Village and parish in Hampshire, England

Grateley is a village, parish and civil parish in the Test Valley district, in north west of Hampshire, England. In 2021 the parish had a population of 662.

==Name==
The name is derived from the Old English grēat lēah, meaning 'great wood or clearing'.

==Geography==
The village is divided into two distinct settlements, 0.75 mi apart: the old village and a newer settlement built around the railway station on the West of England Main Line. The hamlet of Palestine adjoins the railway station settlement, although it is located in the civil parish of Over Wallop.

==Pre-history==
Grateley lies just to the south of the prehistoric hill fort of Quarley Hill. The parish covers 1551 acre with 616 people living in 250 dwellings.

==History==
King Æthelstan issued his first official law code in Grateley in about 930 AD. Recorded in the early 12th century Quadripartitus text, which referred to a ‘great assembly at Grateley’ (magna synodo apud Greateleyam).
The legislative assembly and construct of the Grateley law code acted as a manifestation of the peripatetic nature of Anglo-Saxon kingship.

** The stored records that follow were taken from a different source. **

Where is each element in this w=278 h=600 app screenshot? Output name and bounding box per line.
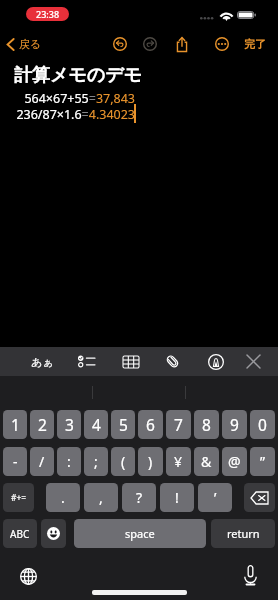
button[interactable]: Emoji [41, 519, 66, 548]
staticText: 1 [11, 414, 20, 435]
button[interactable]: ) [138, 447, 163, 476]
staticText: 8 [202, 414, 211, 435]
button[interactable]: Redo [136, 30, 164, 58]
staticText: 計算メモのデモ [14, 64, 143, 87]
button[interactable]: Checklist [72, 347, 101, 376]
button[interactable]: ( [111, 447, 135, 476]
staticText: 236/87×1.6=4.34023 [0, 106, 135, 123]
button[interactable]: More [208, 30, 236, 58]
button[interactable]: Backspace [244, 483, 275, 512]
button[interactable]: 9 [222, 410, 247, 439]
button[interactable]: 7 [166, 410, 191, 439]
button[interactable]: 戻る [0, 34, 48, 54]
button[interactable]: 6 [138, 410, 163, 439]
button[interactable]: Text format [28, 347, 57, 376]
staticText: ? [136, 488, 143, 507]
button[interactable]: Attach [158, 347, 187, 376]
staticText: , [99, 488, 103, 507]
button[interactable]: Table [116, 347, 145, 376]
button[interactable]: Dictation [236, 561, 264, 589]
button[interactable]: @ [222, 447, 247, 476]
button[interactable]: ? [122, 483, 156, 512]
staticText: - [13, 452, 18, 471]
staticText: 完了 [244, 37, 266, 51]
button[interactable]: space [74, 519, 206, 548]
staticText: 0 [258, 414, 267, 435]
button[interactable]: 3 [57, 410, 81, 439]
staticText: ; [94, 452, 98, 471]
staticText: #+= [11, 492, 27, 504]
button[interactable]: 2 [30, 410, 54, 439]
staticText: ABC [10, 527, 30, 541]
button[interactable]: Undo [106, 30, 134, 58]
button[interactable]: . [46, 483, 80, 512]
staticText: 23:38 [36, 8, 60, 20]
staticText: 9 [230, 414, 239, 435]
staticText: / [39, 452, 45, 471]
staticText: ) [148, 452, 153, 471]
button[interactable]: / [30, 447, 54, 476]
staticText: 7 [174, 414, 183, 435]
button[interactable]: : [57, 447, 81, 476]
staticText: 4 [92, 414, 101, 435]
button[interactable]: #+= [3, 483, 34, 512]
staticText: 2 [38, 414, 47, 435]
staticText: 6 [146, 414, 155, 435]
staticText: 戻る [19, 37, 42, 51]
button[interactable]: 8 [194, 410, 219, 439]
staticText: & [201, 452, 212, 471]
staticText: ¥ [174, 452, 183, 471]
button[interactable]: ’ [198, 483, 232, 512]
staticText: ! [175, 488, 179, 507]
staticText: ’ [214, 488, 217, 507]
button[interactable]: Share [168, 30, 196, 58]
staticText: : [67, 452, 71, 471]
button[interactable]: & [194, 447, 219, 476]
button[interactable]: ” [250, 447, 275, 476]
button[interactable]: 4 [84, 410, 108, 439]
button[interactable]: ! [160, 483, 194, 512]
button[interactable]: 1 [3, 410, 27, 439]
button[interactable]: ABC [3, 519, 37, 548]
button[interactable]: Close keyboard [239, 347, 268, 376]
staticText: space [125, 526, 155, 541]
button[interactable]: , [84, 483, 118, 512]
staticText: 564×67+55=37,843 [0, 90, 135, 107]
staticText: ( [121, 452, 126, 471]
staticText: ” [260, 452, 266, 471]
staticText: 5 [119, 414, 128, 435]
button[interactable]: - [3, 447, 27, 476]
button[interactable]: ¥ [166, 447, 191, 476]
button[interactable]: 完了 [232, 33, 278, 55]
staticText: あぁ [31, 355, 54, 369]
button[interactable]: return [211, 519, 275, 548]
staticText: return [227, 526, 260, 541]
button[interactable]: 0 [250, 410, 275, 439]
button[interactable]: ; [84, 447, 108, 476]
button[interactable]: 5 [111, 410, 135, 439]
button[interactable]: Change keyboard [14, 562, 42, 590]
staticText: . [61, 488, 65, 507]
staticText: @ [228, 452, 241, 471]
staticText: 3 [65, 414, 74, 435]
button[interactable]: Markup [201, 347, 230, 376]
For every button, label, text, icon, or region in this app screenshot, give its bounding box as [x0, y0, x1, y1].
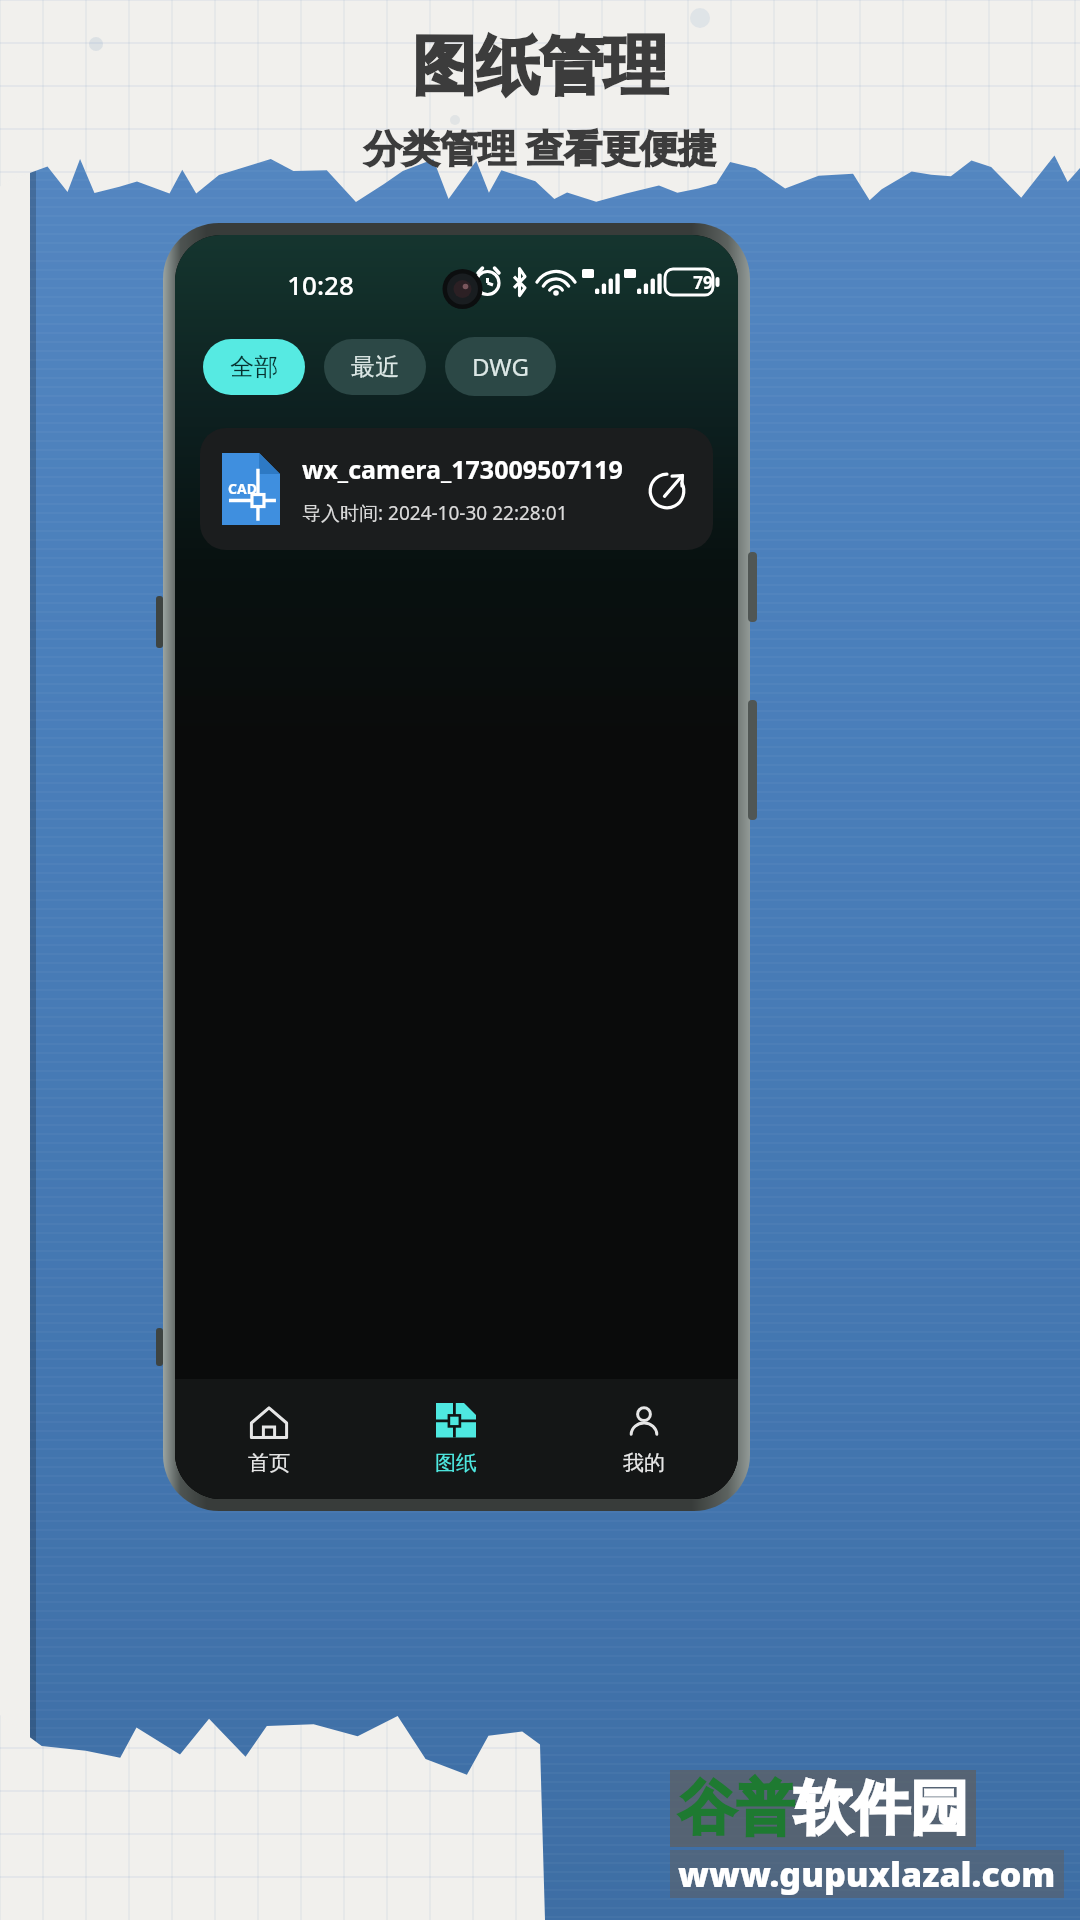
button[interactable]: CAD	[200, 428, 713, 550]
staticText: 首页	[248, 1450, 290, 1476]
button[interactable]: 图纸	[362, 1379, 550, 1499]
button[interactable]: 全部	[203, 339, 305, 395]
staticText: CAD	[228, 479, 257, 498]
staticText: 分类管理 查看更便捷	[364, 121, 716, 173]
staticText: 全部	[230, 352, 278, 382]
staticText: 79	[693, 271, 713, 294]
staticText: 图纸	[435, 1450, 477, 1476]
button[interactable]: DWG	[445, 337, 556, 396]
staticText: 导入时间: 2024-10-30 22:28:01	[302, 500, 631, 526]
staticText: www.gupuxlazal.com	[678, 1851, 1056, 1897]
staticText: wx_camera_173009507119…	[302, 452, 631, 486]
staticText: DWG	[472, 350, 529, 383]
button[interactable]: 首页	[175, 1379, 362, 1499]
staticText: 10:28	[287, 267, 354, 302]
staticText: 谷普	[678, 1772, 794, 1845]
staticText: 软件园	[794, 1772, 968, 1845]
staticText: 最近	[351, 352, 399, 382]
staticText: 图纸管理	[412, 26, 668, 107]
staticText: 我的	[623, 1450, 665, 1476]
button[interactable]: 我的	[550, 1379, 738, 1499]
button[interactable]: Share	[639, 461, 695, 517]
button[interactable]: 最近	[324, 339, 426, 395]
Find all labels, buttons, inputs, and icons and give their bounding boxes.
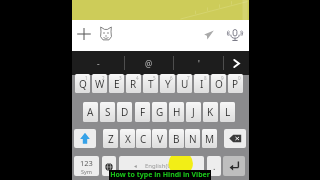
staticText: Q xyxy=(79,77,87,91)
button[interactable]: Backspace xyxy=(224,129,246,148)
button[interactable]: 9 xyxy=(211,74,226,93)
staticText: I xyxy=(200,77,204,91)
staticText: T xyxy=(148,77,154,91)
staticText: G xyxy=(156,105,164,119)
staticText: A xyxy=(87,105,94,119)
staticText: N xyxy=(189,132,197,146)
button[interactable]: 4 xyxy=(126,74,141,93)
staticText: English(UK) xyxy=(145,162,178,170)
staticText: K xyxy=(207,105,214,119)
staticText: O xyxy=(215,77,223,91)
staticText: V xyxy=(157,132,163,146)
button[interactable]: 7 xyxy=(177,74,192,93)
staticText: E xyxy=(114,77,120,91)
button[interactable]: Stickers xyxy=(98,26,114,42)
button[interactable]: Add attachment xyxy=(76,26,92,42)
staticText: Sym xyxy=(81,168,92,175)
button[interactable]: G xyxy=(152,102,167,122)
staticText: W xyxy=(95,77,105,91)
staticText: 5 xyxy=(153,75,156,81)
button[interactable]: F xyxy=(135,102,150,122)
staticText: 123 xyxy=(80,158,93,168)
staticText: ' xyxy=(198,58,200,69)
staticText: @ xyxy=(145,58,153,69)
staticText: M xyxy=(205,132,215,146)
button[interactable]: L xyxy=(220,102,235,122)
button[interactable]: J xyxy=(186,102,201,122)
staticText: U xyxy=(181,77,189,91)
button[interactable]: Symbols xyxy=(74,156,99,176)
button[interactable]: Change keyboard xyxy=(102,156,116,176)
staticText: B xyxy=(173,132,180,146)
button[interactable]: H xyxy=(169,102,184,122)
staticText: 0 xyxy=(238,75,241,81)
staticText: 1 xyxy=(85,75,88,81)
staticText: S xyxy=(105,105,111,119)
staticText: 2 xyxy=(102,75,105,81)
button[interactable]: Z xyxy=(103,129,118,148)
button[interactable]: N xyxy=(185,129,200,148)
staticText: 6 xyxy=(170,75,173,81)
staticText: C xyxy=(140,132,147,146)
button[interactable]: X xyxy=(120,129,135,148)
button[interactable]: More suggestions xyxy=(223,51,249,75)
staticText: H xyxy=(173,105,181,119)
button[interactable]: 6 xyxy=(160,74,175,93)
button[interactable]: @ xyxy=(124,51,173,75)
staticText: L xyxy=(225,105,231,119)
button[interactable]: 2 xyxy=(92,74,107,93)
staticText: 3 xyxy=(119,75,122,81)
button[interactable]: M xyxy=(202,129,217,148)
staticText: D xyxy=(121,105,129,119)
button[interactable]: - xyxy=(72,51,124,75)
button[interactable]: 8 xyxy=(194,74,209,93)
staticText: F xyxy=(140,105,146,119)
button[interactable]: C xyxy=(136,129,151,148)
staticText: 7 xyxy=(187,75,190,81)
button[interactable]: Voice message xyxy=(227,27,243,43)
staticText: X xyxy=(125,132,131,146)
staticText: J xyxy=(192,105,195,119)
button[interactable]: Period xyxy=(207,156,221,176)
staticText: Z xyxy=(108,132,114,146)
staticText: 8 xyxy=(204,75,207,81)
button[interactable]: ' xyxy=(173,51,224,75)
button[interactable]: Shift xyxy=(74,129,96,148)
button[interactable]: Enter xyxy=(223,156,245,176)
button[interactable]: Send xyxy=(204,30,214,40)
staticText: 9 xyxy=(221,75,224,81)
button[interactable]: 3 xyxy=(109,74,124,93)
button[interactable]: B xyxy=(169,129,184,148)
button[interactable]: V xyxy=(152,129,167,148)
button[interactable]: K xyxy=(203,102,218,122)
staticText: . xyxy=(213,160,216,172)
button[interactable]: D xyxy=(117,102,132,122)
button[interactable]: S xyxy=(100,102,115,122)
staticText: 4 xyxy=(136,75,139,81)
button[interactable]: 5 xyxy=(143,74,158,93)
button[interactable]: 0 xyxy=(228,74,243,93)
staticText: How to type in Hindi in Viber xyxy=(110,170,210,180)
staticText: R xyxy=(130,77,137,91)
staticText: Y xyxy=(165,77,171,91)
button[interactable]: 1 xyxy=(75,74,90,93)
staticText: P xyxy=(232,77,239,91)
button[interactable]: A xyxy=(83,102,98,122)
button[interactable]: Space xyxy=(119,156,204,176)
staticText: - xyxy=(97,58,100,69)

In the 20th century Grateley was one of many ammunition dumps during the World Wars.

==Amenities and economy==
The village has one pub, a thirteenth-century church dedicated to St Leonard, a primary school, a school for children with Asperger syndrome, a railway station, a small business park, a golf driving range, and is surrounded by farmland with ancient footpaths and droveways.

The economic history of Grateley is agricultural, but less than 10% of the village population now rely upon agriculture as an occupation.